Around each corner of Heide Ussery-Truax's house, framed treasures of personal and family pride hang on the walls. Even the wall paint has some of her artistry in it.

Portraits of family members, backyard flowers like her violet clematis, and southern landscapes grace the Truax home in Lovejoy.

The house is an archive of paintings, and a tour is an exercise in art appreciation, with every room containing at least one artifact of her love for creativity.

"I've always loved painting," she said.

The 62-year old is an artist. But much of her life has been spent working as a supervisor in a local factory and raising children.

Ussery-Truax came to Clayton County in 1962 from Germany. Her accent is intermittent, applying an immigrant pronunciation to some words while coming close to Southern on others.

She had painted off and on over the years.
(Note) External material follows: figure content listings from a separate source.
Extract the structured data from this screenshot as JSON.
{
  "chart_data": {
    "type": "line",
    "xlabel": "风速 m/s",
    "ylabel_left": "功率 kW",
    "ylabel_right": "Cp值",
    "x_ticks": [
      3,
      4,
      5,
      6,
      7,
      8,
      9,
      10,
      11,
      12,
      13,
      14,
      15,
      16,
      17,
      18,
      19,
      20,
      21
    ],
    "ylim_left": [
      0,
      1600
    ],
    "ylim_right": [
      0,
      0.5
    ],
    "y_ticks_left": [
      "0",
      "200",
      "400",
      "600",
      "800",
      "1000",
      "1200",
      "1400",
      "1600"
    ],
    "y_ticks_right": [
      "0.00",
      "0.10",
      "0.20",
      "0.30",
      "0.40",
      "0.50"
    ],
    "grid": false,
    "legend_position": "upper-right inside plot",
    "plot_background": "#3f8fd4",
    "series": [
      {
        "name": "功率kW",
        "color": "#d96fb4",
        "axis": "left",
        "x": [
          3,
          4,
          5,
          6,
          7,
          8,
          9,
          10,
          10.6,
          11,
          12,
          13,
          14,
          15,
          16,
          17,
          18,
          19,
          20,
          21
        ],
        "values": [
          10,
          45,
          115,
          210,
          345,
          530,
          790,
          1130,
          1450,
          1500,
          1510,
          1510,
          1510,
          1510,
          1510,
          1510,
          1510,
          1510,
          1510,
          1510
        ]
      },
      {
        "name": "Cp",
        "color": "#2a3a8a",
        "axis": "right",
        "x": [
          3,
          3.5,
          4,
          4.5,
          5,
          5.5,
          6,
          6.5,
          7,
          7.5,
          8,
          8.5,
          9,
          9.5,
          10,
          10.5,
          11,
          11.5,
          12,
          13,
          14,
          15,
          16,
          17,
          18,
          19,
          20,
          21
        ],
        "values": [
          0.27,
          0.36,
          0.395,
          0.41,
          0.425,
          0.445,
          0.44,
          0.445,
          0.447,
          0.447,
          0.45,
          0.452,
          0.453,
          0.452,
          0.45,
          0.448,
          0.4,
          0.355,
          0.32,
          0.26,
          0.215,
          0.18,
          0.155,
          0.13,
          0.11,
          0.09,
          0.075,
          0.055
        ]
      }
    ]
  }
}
But Ussery-Truax has come into her prime after she retired from her job three years ago.

She said she works on two or three pieces at a time, and her studio is cluttered with easels and works in progress.

Regardless of her German heritage, Ussery-Truax's subject-matter is deeply Georgian.

Some of her work hangs at the Arts Clayton gallery in Jonesboro as part of a traveling exhibition called Georgia Through Artists Eyes.

In one piece, she captured the re-enactment of the Battle of Jonesboro.

Truax's work is "impressionistic" and the style fits with her bubbly, full-of-life personality, according to her teacher Norma Poulos, who owns a studio in Forest Park.

The inspiration for many of her pieces comes from her backyard garden.

"You want to (paint) your own," she said. "You don't want to take it from someone else."

Ussery-Truax said her favorite medium is oil paint.

But she often relies on alternative mediums, like tea leaves to give her pieces more dimension, and deeper colors.

She said she has just picked up the tricks over the years.

"You always keep learning," Ussery-Truax said. "You have to."